The US is also trying to improve the binding effect and enforcement mechanism of international arbitration. For example, whether a nation accepts arbitration of the International Tribunal for the Law of the Sea can be taken as the prerequisite of participating in multinational military exercises or the Arctic Council. The US can also consider strengthening economic pressure on the involved Chinese SOEs like China National Offshore Oil Corp, which is reported to build floating liquefied natural gas carriers and explore underwater gas.

Meanwhile, the Philippines has been strengthening its maritime force. Since Benigno Aquino took office in 2010, the Philippine government has already invested 40 billion PHP ($910 million) on purchasing frigates, anti-submarine helicopters and long-range patrol aircraft, with a further plan to install advanced radar and a coastal warning system in the disputed sea area. Japan and Vietnam signed an agreement in early August, according to which Japan will give six ships to Vietnam to empower its maritime police. The Vietnamese government issued an order that all vessels of its Fishery Resources Supervision Department be equipped with weapons like pistols and machine guns as of Sept 15.
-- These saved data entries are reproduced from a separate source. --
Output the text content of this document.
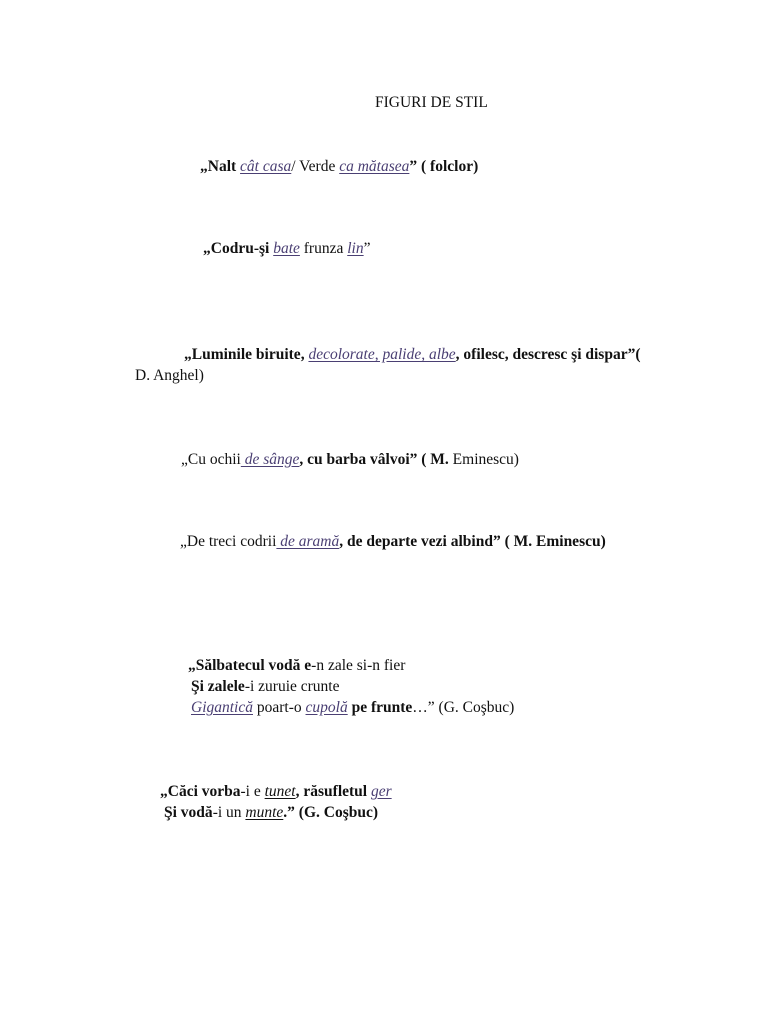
FIGURI DE STIL
„Nalt cât casa/ Verde ca mătasea” ( folclor)
„Codru-şi bate frunza lin”
„Luminile biruite, decolorate, palide, albe, ofilesc, descresc şi dispar”(
D. Anghel)
„Cu ochii de sânge, cu barba vâlvoi” ( M. Eminescu)
„De treci codrii de aramă, de departe vezi albind” ( M. Eminescu)
„Sălbatecul vodă e-n zale si-n fier
Şi zalele-i zuruie crunte
Gigantică poart-o cupolă pe frunte…” (G. Coşbuc)
„Căci vorba-i e tunet, răsufletul ger
Şi vodă-i un munte.” (G. Coşbuc)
On July 11, Nguyen Phuoc Tuong, a former adviser to two Vietnamese prime ministers, said Vietnam must form an alliance with the US “to defeat the new Chinese expansionism” in an op-ed on The New York Times. Japan is preparing for the first Japan-ASEAN Defense Ministers’ meeting in November, which many believe is to counterbalance China’s emerging maritime power.
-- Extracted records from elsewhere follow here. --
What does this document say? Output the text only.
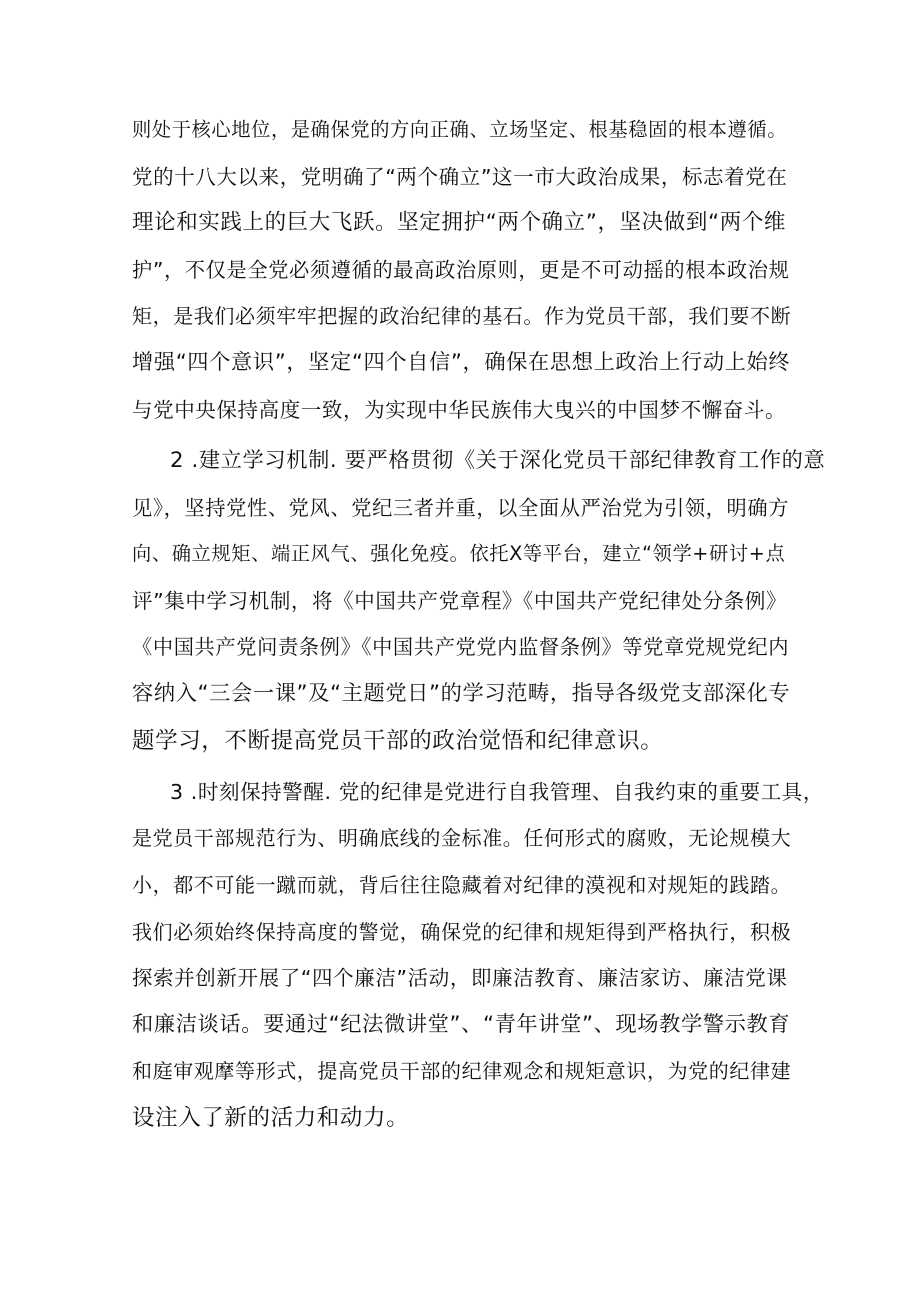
则处于核心地位，是确保党的方向正确、立场坚定、根基稳固的根本遵循。
党的十八大以来，党明确了“两个确立”这一市大政治成果，标志着党在
理论和实践上的巨大飞跃。坚定拥护“两个确立”，坚决做到“两个维
护”，不仅是全党必须遵循的最高政治原则，更是不可动摇的根本政治规
矩，是我们必须牢牢把握的政治纪律的基石。作为党员干部，我们要不断
增强“四个意识”，坚定“四个自信”，确保在思想上政治上行动上始终
与党中央保持高度一致，为实现中华民族伟大曳兴的中国梦不懈奋斗。
2 .建立学习机制. 要严格贯彻《关于深化党员干部纪律教育工作的意
见》，坚持党性、党风、党纪三者并重，以全面从严治党为引领，明确方
向、确立规矩、端正风气、强化免疫。依托X等平台，建立“领学+研讨+点
评”集中学习机制，将《中国共产党章程》《中国共产党纪律处分条例》
《中国共产党问责条例》《中国共产党党内监督条例》等党章党规党纪内
容纳入“三会一课”及“主题党日”的学习范畴，指导各级党支部深化专
题学习，不断提高党员干部的政治觉悟和纪律意识。
3 .时刻保持警醒. 党的纪律是党进行自我管理、自我约束的重要工具，
是党员干部规范行为、明确底线的金标准。任何形式的腐败，无论规模大
小，都不可能一蹴而就，背后往往隐藏着对纪律的漠视和对规矩的践踏。
我们必须始终保持高度的警觉，确保党的纪律和规矩得到严格执行，积极
探索并创新开展了“四个廉洁”活动，即廉洁教育、廉洁家访、廉洁党课
和廉洁谈话。要通过“纪法微讲堂”、“青年讲堂”、现场教学警示教育
和庭审观摩等形式，提高党员干部的纪律观念和规矩意识，为党的纪律建
设注入了新的活力和动力。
All the heated disputes about the South China Sea make the ARF Foreign Ministers’ Meeting especially important. On Saturday, Chinese Foreign Minister Wang Yi said that China supports and advocates a “dual-track” approach to solving the South China Sea disputes, namely that disputes should be addressed by the concerned countries peacefully through friendly negotiations, while peace and stability in the South China Sea should be jointly maintained by China and ASEAN countries. That means China is willing to embrace a multilateralism spirit in pacifying the situation and willing to negotiate with the parties involved in the disputes in a rule-based manner, though it will not accept any new trouble caused by certain nations.

To some extent, China and the US are competing over South China Sea issues and such competition is on proposing initiatives and rules that can attract more international support with a firmer legal and moral basis.

It should be noted, specifically, that China as a committed supporter of ASEAN and related mechanisms should clarify that it is not seeking to divide ASEAN. Over the years, China has hosted about one-third of the cooperation programs within the ARF framework; in 2015 it will co-host six programs together with ASEAN nations, which cover disaster-relief, maritime security, preventive diplomacy and cybersecurity.

These are good opportunities for ASEAN and China to improve their relations. Both sides need to prevent the maritime disputes from poisoning mutual relations. They cannot afford to be strategically misguided.

The author is a research fellow with the Charhar Institute and adjunct fellow with the Center for International and Strategic Studies, Peking University.